I cannot store global data anywhere using Haskell
This is not true; in most cases, something like State monad is enough , but there is also ST monad .
You do not need a global state for this task. Writing a parser consists of two parts; lexical analysis and parsing. Lexical analysis simply turns a stream of characters into a stream of meaningful tokens. Syntax analysis turns tokens into AST; here you have to deal with indentation.
When you interpret indentation, you call the handler function when the indentation level changes - when it increases (nesting), you call the handler function (possibly with one arg increment) if you want to track the indentation level); when the level decreases, you simply return the corresponding part of the AST from the function.
(As an aside, using a global variable for this is something that would not be imperative for me - if you like, it is an instance variable. The state monad is very similar to the concept of this.)

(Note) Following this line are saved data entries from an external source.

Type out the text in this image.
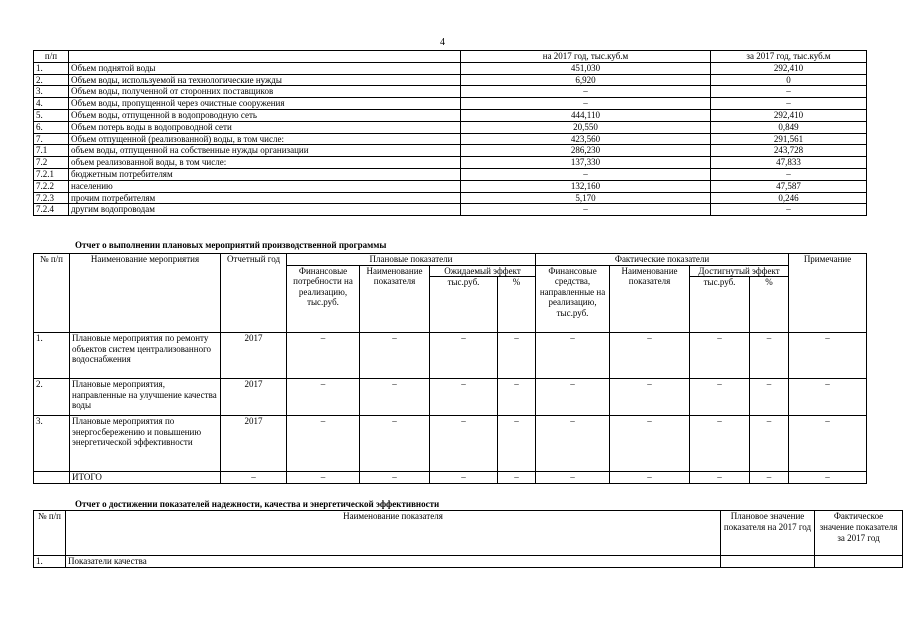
4
п/п		на 2017 год, тыс.куб.м	за 2017 год, тыс.куб.м
1.	Объем поднятой воды	451,030	292,410
2.	Объем воды, используемой на технологические нужды	6,920	0
3.	Объем воды, полученной от сторонних поставщиков	–	–
4.	Объем воды, пропущенной через очистные сооружения	–	–
5.	Объем воды, отпущенной в водопроводную сеть	444,110	292,410
6.	Объем потерь воды в водопроводной сети	20,550	0,849
7.	Объем отпущенной (реализованной) воды, в том числе:	423,560	291,561
7.1	объем воды, отпущенной на собственные нужды организации	286,230	243,728
7.2	объем реализованной воды, в том числе:	137,330	47,833
7.2.1	бюджетным потребителям	–	–
7.2.2	населению	132,160	47,587
7.2.3	прочим потребителям	5,170	0,246
7.2.4	другим водопроводам	–	–
Отчет о выполнении плановых мероприятий производственной программы
№ п/п	Наименование мероприятия	Отчетный год	Плановые показатели				Фактические показатели				Примечание
			Финансовые потребности на реализацию, тыс.руб.	Наименование показателя	Ожидаемый эффект		Финансовые средства, направленные на реализацию, тыс.руб.	Наименование показателя	Достигнутый эффект		
					тыс.руб.	%			тыс.руб.	%	
1.	Плановые мероприятия по ремонту объектов систем централизованного водоснабжения	2017	–	–	–	–	–	–	–	–	–
2.	Плановые мероприятия, направленные на улучшение качества воды	2017	–	–	–	–	–	–	–	–	–
3.	Плановые мероприятия по энергосбережению и повышению энергетической эффективности	2017	–	–	–	–	–	–	–	–	–
	ИТОГО	–	–	–	–	–	–	–	–	–	–
Отчет о достижении показателей надежности, качества и энергетической эффективности
№ п/п	Наименование показателя	Плановое значение показателя на 2017 год	Фактическое значение показателя за 2017 год
1.	Показатели качества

Finally, I think that the phrase "I can’t put all my vocabulary rules inside any monad" means some kind of misunderstanding of the monads. If I needed to parse and save the global state, my code would look like this:
data AST = ... type Step = State Int AST parseFunction :: Stream -> Step parseFunction s = do level <- get ... if anotherFunction then put (level + 1) >> parseFunction ... else parseWhatever ... return node parse :: Stream -> Step parse s = do if looksLikeFunction then parseFunction ... main = runState parse 0 -- initial nesting of 0
Instead of combining functional applications with (.) Or ($) you combine them with (>>=) or (>>) . In addition, the algorithm is the same. (There is no "monad" to be "inside.")
Finally, you may need applicative functors:
eval :: Environment -> Node -> Evaluated eval e (Constant x) = Evaluated x eval e (Variable x) = Evaluated (lookup ex) eval e (Function fxy) = (f <$> (`eval` x) <*> (`eval` y)) e
(or
eval e (Function fxy) = ((`eval` f) <*> (`eval` x) <*> (`eval` y)) e
If you have something like "funcall" ... but I'm distracted.)
There is a wealth of parsing literature with applicative functors, monads, and arrows; all of which have the potential to solve your problem. Read them and see what you get.